Cocktail Tour — LA

Times change and places change. But good drinks and good friends don’t.

My friend Dan was visiting LA for his birthday; I hadn’t seen him since my final weeks in New York. On one hand, that was only nine months ago. On the other hand, it feels like a lifetime ago. It was before my cross-country roadtrip, my move to the west coast, and my starting business school.

That last time we hung out, we spent the evening touring each of his favorite cocktail spots, for which we’d created a “bartinerary” to keep us on track. Now with him in LA for a couple days, I returned the favor.

“This will be the resumption of the bartinerary aka hoptinerary,” he texted me.

We met in his hotel lounge in Santa Monica and started things right where we left off: with whiskey. He ordered the Bold Fashion, I the Manhattan.

Bartender: “We don’t have the Whistle Pig for your Manhattan but we do have Old Overholt”
Dan: “Oh that’s what Don Draper drinks on Mad Men!”
Me: “Ok sure, that works”

I explained to Dan, “I would have gotten the Bold Fashion if you didn’t. It uses Maker’s 46 and I went to their distillery this summer, seeing how they make it. Basically they take these wooden sticks (called ‘staves’) that have different flavors and put them into a finished Maker’s barrel. Some people can do custom orders that feature unique flavors based on the different stave combos.”

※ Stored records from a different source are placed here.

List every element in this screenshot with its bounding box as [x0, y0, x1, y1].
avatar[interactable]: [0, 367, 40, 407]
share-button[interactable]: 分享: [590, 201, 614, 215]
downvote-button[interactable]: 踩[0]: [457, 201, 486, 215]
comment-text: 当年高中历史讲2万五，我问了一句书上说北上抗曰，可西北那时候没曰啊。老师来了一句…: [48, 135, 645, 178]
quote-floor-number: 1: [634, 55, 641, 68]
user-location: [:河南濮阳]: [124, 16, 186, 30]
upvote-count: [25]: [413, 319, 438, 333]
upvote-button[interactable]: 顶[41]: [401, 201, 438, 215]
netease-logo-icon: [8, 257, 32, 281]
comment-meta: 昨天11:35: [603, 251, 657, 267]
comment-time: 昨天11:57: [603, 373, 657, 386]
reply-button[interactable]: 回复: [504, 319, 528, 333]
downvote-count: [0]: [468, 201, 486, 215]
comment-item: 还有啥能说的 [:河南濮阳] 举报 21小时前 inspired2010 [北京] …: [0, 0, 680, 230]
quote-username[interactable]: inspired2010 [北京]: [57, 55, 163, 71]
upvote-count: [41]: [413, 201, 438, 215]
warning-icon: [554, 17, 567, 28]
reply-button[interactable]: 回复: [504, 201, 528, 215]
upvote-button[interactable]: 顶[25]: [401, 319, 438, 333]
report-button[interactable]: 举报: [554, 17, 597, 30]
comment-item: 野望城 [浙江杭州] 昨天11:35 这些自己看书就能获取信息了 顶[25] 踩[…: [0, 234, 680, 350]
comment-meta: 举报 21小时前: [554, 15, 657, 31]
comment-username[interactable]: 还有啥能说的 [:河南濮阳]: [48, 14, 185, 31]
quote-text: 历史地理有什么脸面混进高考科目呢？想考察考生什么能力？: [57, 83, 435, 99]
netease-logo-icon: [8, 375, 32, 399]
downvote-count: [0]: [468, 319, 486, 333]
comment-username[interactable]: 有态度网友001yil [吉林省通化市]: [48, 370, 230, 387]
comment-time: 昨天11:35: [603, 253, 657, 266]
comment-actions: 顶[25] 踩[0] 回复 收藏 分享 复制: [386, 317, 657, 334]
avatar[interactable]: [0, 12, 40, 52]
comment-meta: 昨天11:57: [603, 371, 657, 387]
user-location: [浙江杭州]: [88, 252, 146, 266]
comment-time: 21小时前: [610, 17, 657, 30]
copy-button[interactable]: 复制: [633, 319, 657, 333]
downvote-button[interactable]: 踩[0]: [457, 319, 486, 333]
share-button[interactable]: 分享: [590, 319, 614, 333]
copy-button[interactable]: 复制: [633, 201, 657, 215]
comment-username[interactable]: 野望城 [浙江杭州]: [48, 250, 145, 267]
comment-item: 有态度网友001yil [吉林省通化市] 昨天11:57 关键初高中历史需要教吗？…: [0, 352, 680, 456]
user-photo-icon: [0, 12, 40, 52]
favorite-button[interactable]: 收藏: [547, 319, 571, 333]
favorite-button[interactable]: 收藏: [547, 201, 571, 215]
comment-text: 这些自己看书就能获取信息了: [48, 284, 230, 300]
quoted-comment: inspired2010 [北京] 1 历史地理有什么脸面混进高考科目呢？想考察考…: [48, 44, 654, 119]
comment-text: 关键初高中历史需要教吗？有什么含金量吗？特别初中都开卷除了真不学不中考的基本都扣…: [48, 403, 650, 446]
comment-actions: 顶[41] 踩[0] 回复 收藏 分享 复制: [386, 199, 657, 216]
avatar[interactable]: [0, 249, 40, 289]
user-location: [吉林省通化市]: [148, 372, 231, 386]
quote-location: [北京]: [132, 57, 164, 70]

Dan’s friend Pablo — with whom he makes music — arrived not long after that, sipped his beer, and we headed to Accomplice in Mar Vista, which we’d chosen in part because of their food menu. Dan hadn’t eaten all day thanks to the paltry options on his long flight, and I was pretty hungry myself.

We walked in to two kissing cats. I got the Fungi Town, Dan got the Pulp Friction and Pablo got the Gin Rummy. The latter, being served in one of the cats, sadly broke up their canoodling. We all took a taste of each others’ drinks; mine tasted of mushroom, Dan’s was hot & fruity, and Pablo’s tasted of licorice.

We wasted little time filling the table with Beef Rolls, Orange Chicken, Vegan Fatty Noodles, a dome of white rice, and the Chinese BBQ Pork Shank.

At around that same time came drinks round two: the Pink Rabbit for me and the Urban Chamo for Dan. He eschews vodka mixed drinks, so he subbed that for Old Overholt. My rabbit tasted strongly of its shishito pepper garnish.

As you might guess from the above picture, the pork shank made us all very full. So instead of hop to another bar, we closed out the night back at Dan’s room at the Oceana, drinking beer and joking about whether anyone actually reads books from the decorative display in his room. After a close search, we did find The Hunger Games and one about Kanye lyrics. They talked a lot about music — Jon Bellion and songwriting credit for instance — and I interjected when I could.

That was on a Tuesday. On Thursday, Dan and I reprised, starting in the lobby of his next hotel in DTLA. He really likes hotels. I got the Will You Stay in LA — a classic tequila drink. He got the Pineapple Bliss — which was indeed pretty blissful.

For our next stop on the bartinerary, we considered many spots, but ultimately settled on the Wellesbourne in West LA, in part because of its food. Their popcorn chicken, bacon wrapped dates, and veggie spring rolls did not disappoint.

For drinks we began with the Cocoa Smoke Fashion and the Besos de Bayas. Unfortunately their smoke machine was broken, but an old fashioned’s an old fashioned, though I was surprised to learn this one literally featured cocoa puffs. The drink tasted nice with its chocolate overtones, though it was not without notes of cereal.

For round two Dan got the Gran Fiesta and I got the Sazerac, our server lighting my glass on fire. I could see the smoke rising from my glass after it was poured. As I took a sip, my glass was still warm but the drink itself was surprisingly cold, smelling of fire & licorice.

For our final round I got Maker’s on the rocks, chosen in deference to my hand-dipped bottle. Dan too kept it simple with an Old Fashioned.

Tonight we talked about girls, mostly. Oh my, how that’s changed over the last nine months.

Our check came in a hollow book. We left as they turned the lights on and capped off the night with beers in my apartment before he returned to his hotel and I went to bed to rest up for a weekend in the Santa Ynez Valley wine country.

Yes times change and people change, but some relationships don’t. And I’m thankful for that. Since we ran into each other in the elevator of One World Trade Center, having not seen each other since high school, we picked up right where we left off. And the many miles from New York to LA doesn’t change that.